As part of LSTM's REF2021 Impact Case Studies submission, a seminar on reducing HIV-associated mortality in sub Saharan Africa by improving the prevention and management of cryptococcal meningitis.
Cryptococcal meningitis is an opportunistic fungal infection that occurs in the advanced stages of HIV infection and is responsible for 15-20% of AIDS-related deaths.
LSTM has played a leading role in pivotal trials that have evaluated novel approaches for the prevention and management of cryptococcal meningitis in low-resource settings. Together with our partners, we have identified novel biomedical treatment and prevention strategies that are practical, low-cost and effective, which have been incorporated into World Health Organisation guidelines and led to changes in clinical practice in Africa. The research findings stimulated donor investment to support low-resource settings to scale up the approaches, including investment in a generic version of a key drug (flucytosine).
Professor Shabbar Jaffar – LSTM
I am an epidemiologist and clinical trialist. I have worked on HIV since the mid-1990s, focussing on population-based and clinical research on the prevention of HIV-associated mortality. I did my PhD on the natural history of HIV-1 and HIV-2 infections in sub Saharan Africa when HIV was ravaging through Africa and there were few interventions available.
Professor David Lalloo – LSTM
I am a Professor of Tropical Medicine and Director of LSTM. My research has focused on clinical trials, particularly in HIV-related infections, malaria and envenoming. I currently collaborate on studies in Malawi, and across South Asia. I am clinically active and am an Honorary Consultant at the Royal Liverpool University Hospital.

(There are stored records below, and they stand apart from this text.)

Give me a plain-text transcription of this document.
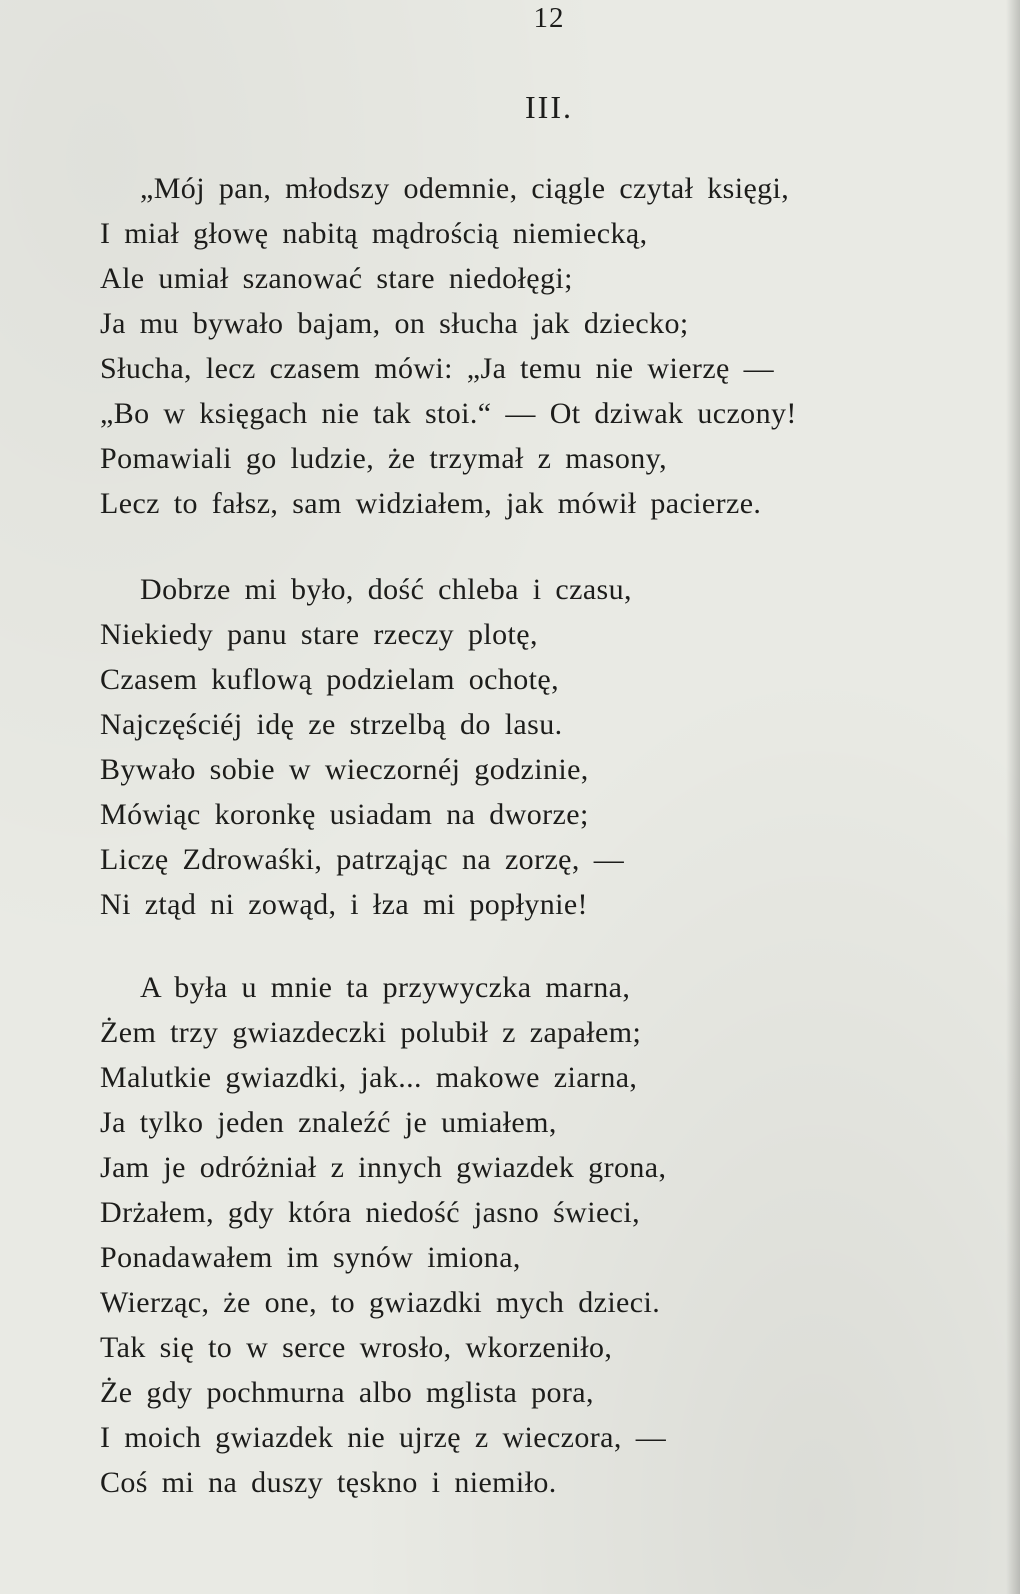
12
III.
„Mój pan, młodszy odemnie, ciągle czytał księgi,
I miał głowę nabitą mądrością niemiecką,
Ale umiał szanować stare niedołęgi;
Ja mu bywało bajam, on słucha jak dziecko;
Słucha, lecz czasem mówi: „Ja temu nie wierzę —
„Bo w księgach nie tak stoi.“ — Ot dziwak uczony!
Pomawiali go ludzie, że trzymał z masony,
Lecz to fałsz, sam widziałem, jak mówił pacierze.
Dobrze mi było, dość chleba i czasu,
Niekiedy panu stare rzeczy plotę,
Czasem kuflową podzielam ochotę,
Najczęściéj idę ze strzelbą do lasu.
Bywało sobie w wieczornéj godzinie,
Mówiąc koronkę usiadam na dworze;
Liczę Zdrowaśki, patrząjąc na zorzę, —
Ni ztąd ni zowąd, i łza mi popłynie!
A była u mnie ta przywyczka marna,
Żem trzy gwiazdeczki polubił z zapałem;
Malutkie gwiazdki, jak... makowe ziarna,
Ja tylko jeden znaleźć je umiałem,
Jam je odróżniał z innych gwiazdek grona,
Drżałem, gdy która niedość jasno świeci,
Ponadawałem im synów imiona,
Wierząc, że one, to gwiazdki mych dzieci.
Tak się to w serce wrosło, wkorzeniło,
Że gdy pochmurna albo mglista pora,
I moich gwiazdek nie ujrzę z wieczora, —
Coś mi na duszy tęskno i niemiło.
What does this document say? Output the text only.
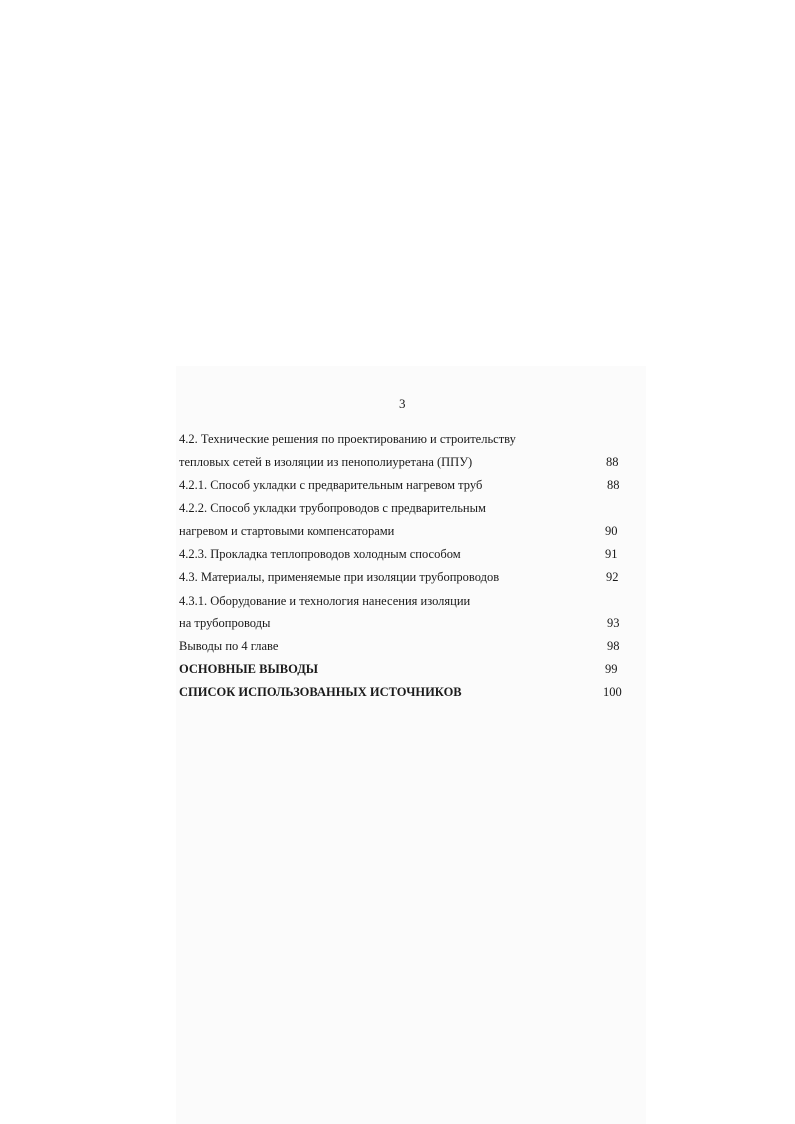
3
4.2. Технические решения по проектированию и строительству
тепловых сетей в изоляции из пенополиуретана (ППУ)	88
4.2.1. Способ укладки с предварительным нагревом труб	88
4.2.2. Способ укладки трубопроводов с предварительным
нагревом и стартовыми компенсаторами	90
4.2.3. Прокладка теплопроводов холодным способом	91
4.3. Материалы, применяемые при изоляции трубопроводов	92
4.3.1. Оборудование и технология нанесения изоляции
на трубопроводы	93
Выводы по 4 главе	98
ОСНОВНЫЕ ВЫВОДЫ	99
СПИСОК ИСПОЛЬЗОВАННЫХ ИСТОЧНИКОВ	100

Professor Tom Harrison – Professor of Infectious Diseases, St George’s University of London
I am the Deputy Director of the Institute for Infection and Immunity, and Lead for the Centre of Global Health at St George’s and I am an Honorary Consultant at St Georges University Hospitals NHS Foundation Trust. I lead a clinical and laboratory research programme on the prevention and treatment of cryptococcal meningitis with colleagues from St George’s, and in collaboration with other UK institutions, and colleagues across study sites in sub-Saharan Africa.

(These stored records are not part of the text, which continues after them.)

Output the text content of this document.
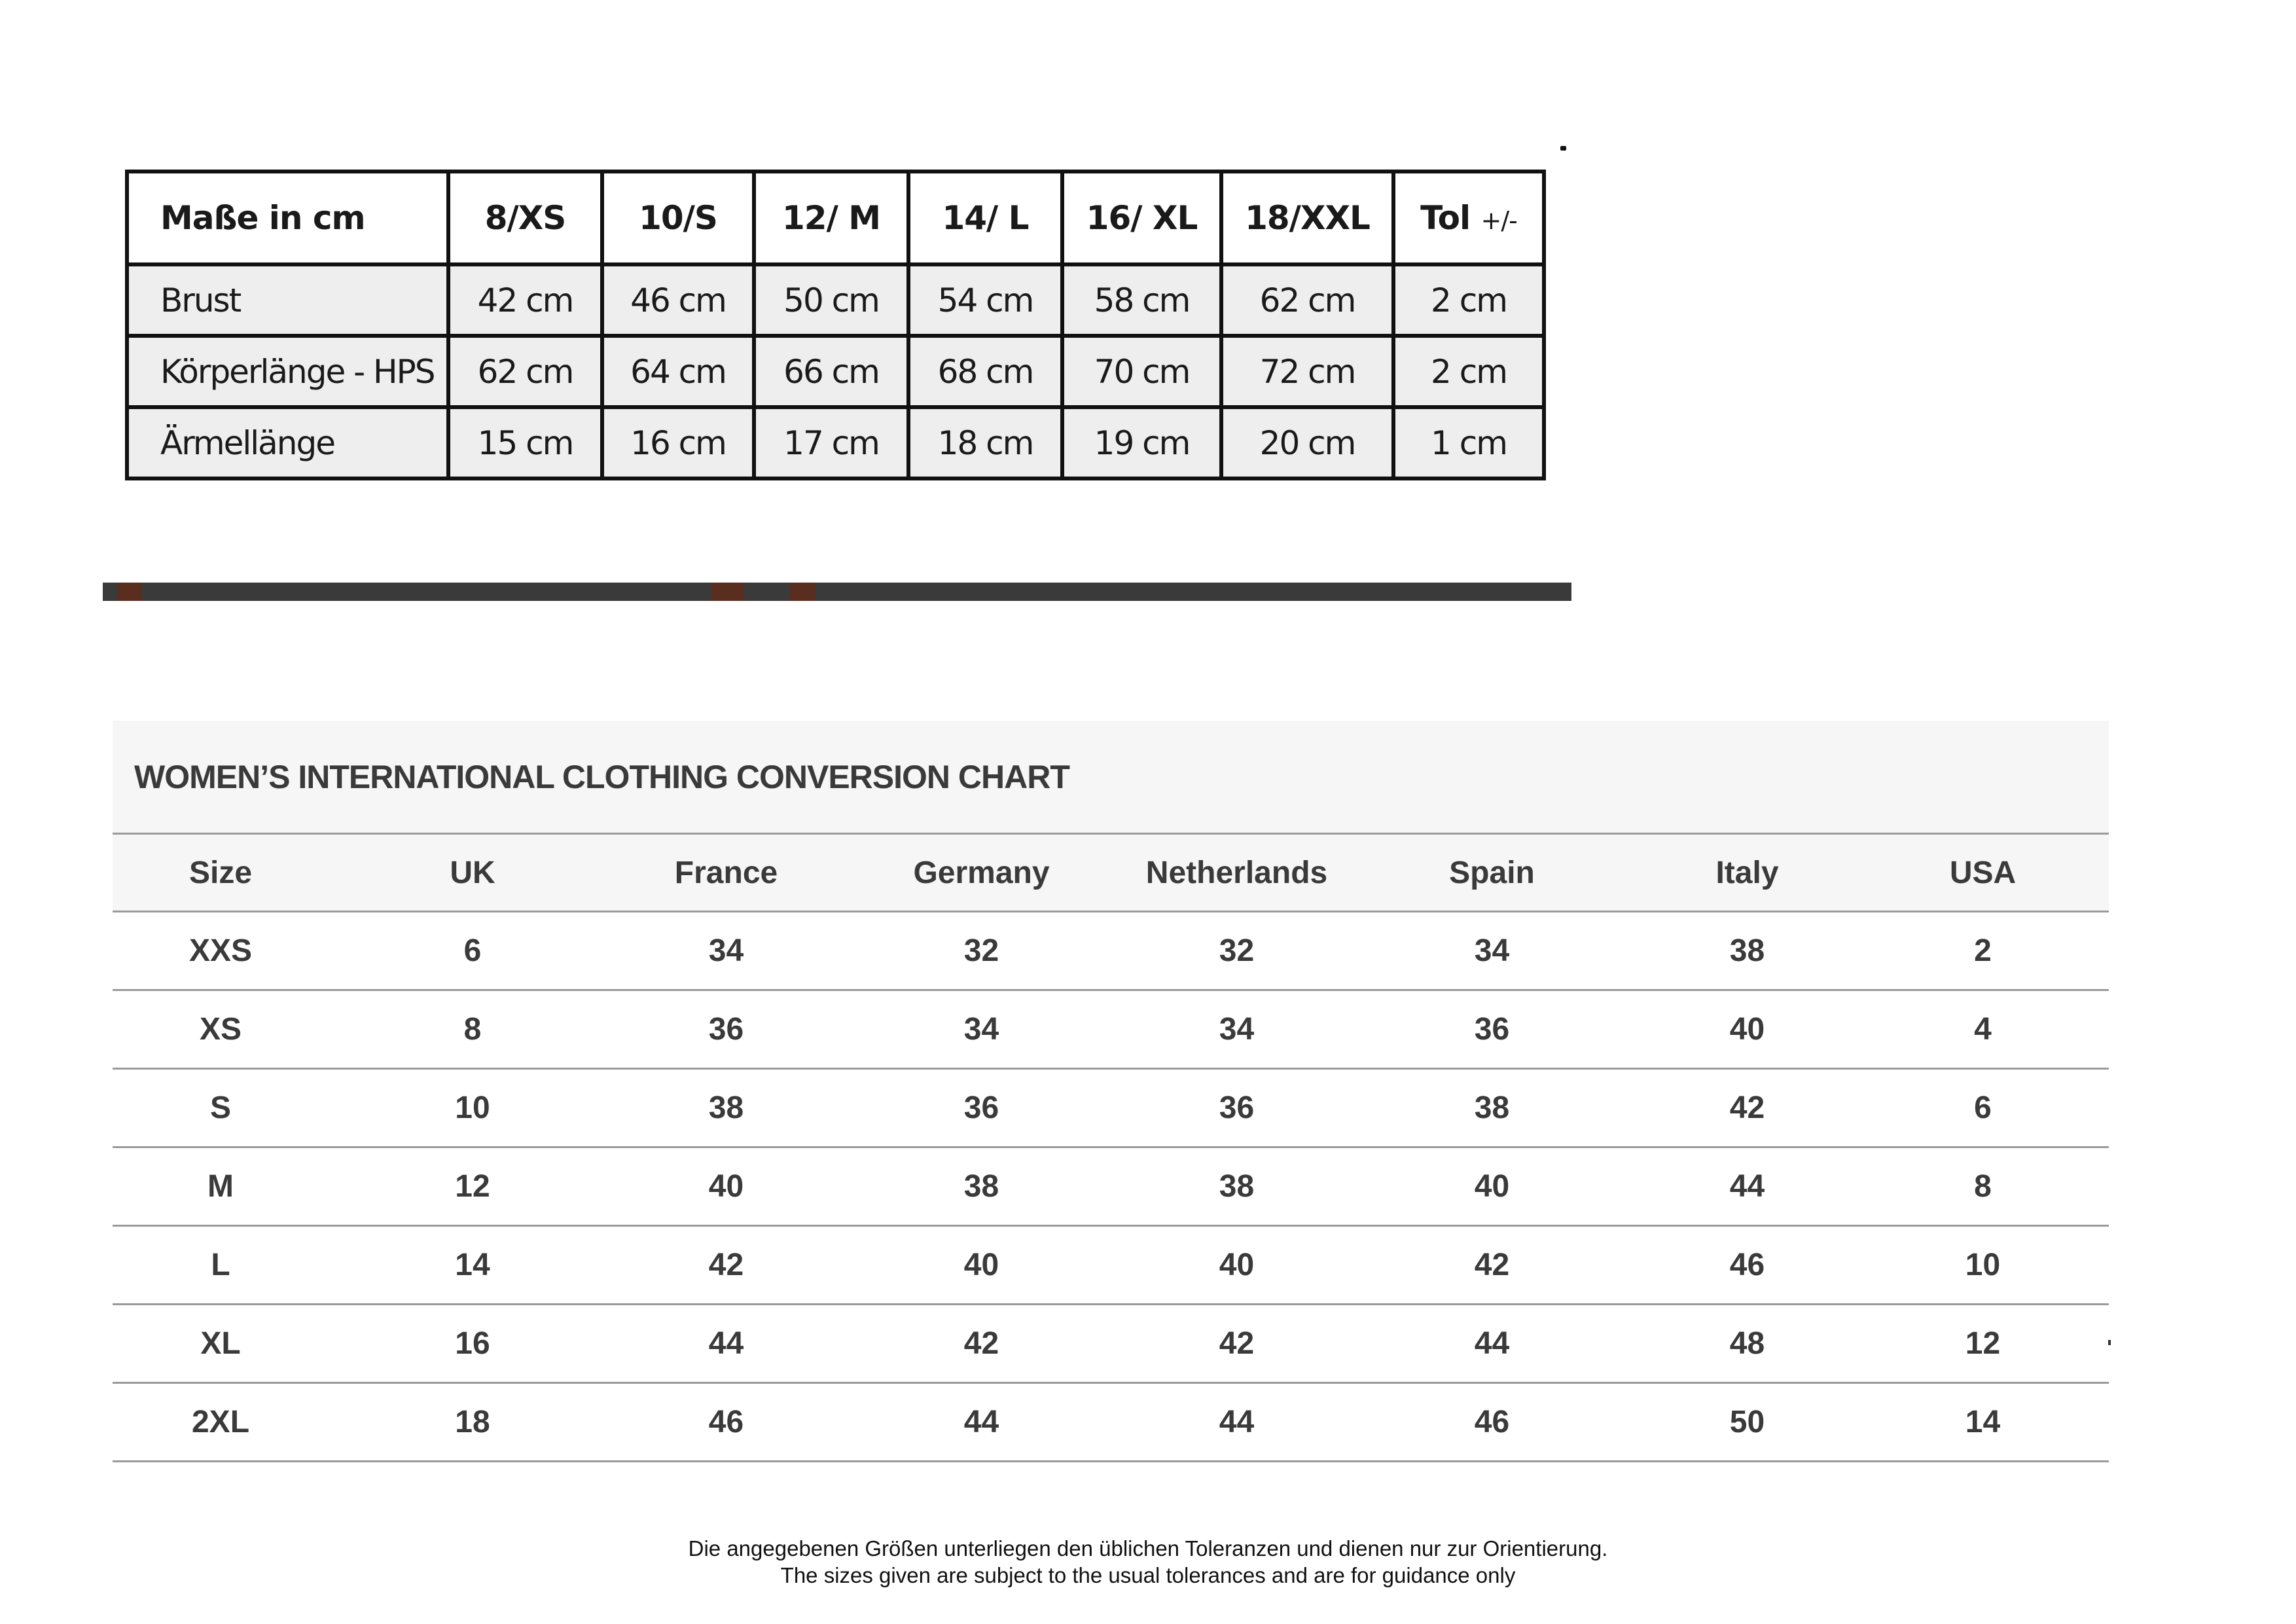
Maße in cm	8/XS	10/S	12/ M	14/ L	16/ XL	18/XXL	Tol +/-
Brust	42 cm	46 cm	50 cm	54 cm	58 cm	62 cm	2 cm
Körperlänge - HPS	62 cm	64 cm	66 cm	68 cm	70 cm	72 cm	2 cm
Ärmellänge	15 cm	16 cm	17 cm	18 cm	19 cm	20 cm	1 cm
WOMEN’S INTERNATIONAL CLOTHING CONVERSION CHART
Size	UK	France	Germany	Netherlands	Spain	Italy	USA
XXS	6	34	32	32	34	38	2
XS	8	36	34	34	36	40	4
S	10	38	36	36	38	42	6
M	12	40	38	38	40	44	8
L	14	42	40	40	42	46	10
XL	16	44	42	42	44	48	12
2XL	18	46	44	44	46	50	14
Die angegebenen Größen unterliegen den üblichen Toleranzen und dienen nur zur Orientierung.
The sizes given are subject to the usual tolerances and are for guidance only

Professor Sayoki Mfinanga – Tanzania National Institute of Medical Research
I am the Chief Scientist at NIMR and honorary Prof of Global Health at LSTM. I trained in infectious diseases and have focussed on research studies on the control of tuberculosis and HIV in East Africa for most of my career including on late-stage HIV-infection with St Georges Medical School and LSTM. Since 2010, I have been interested in research on non-communicable diseases and their interaction with HIV.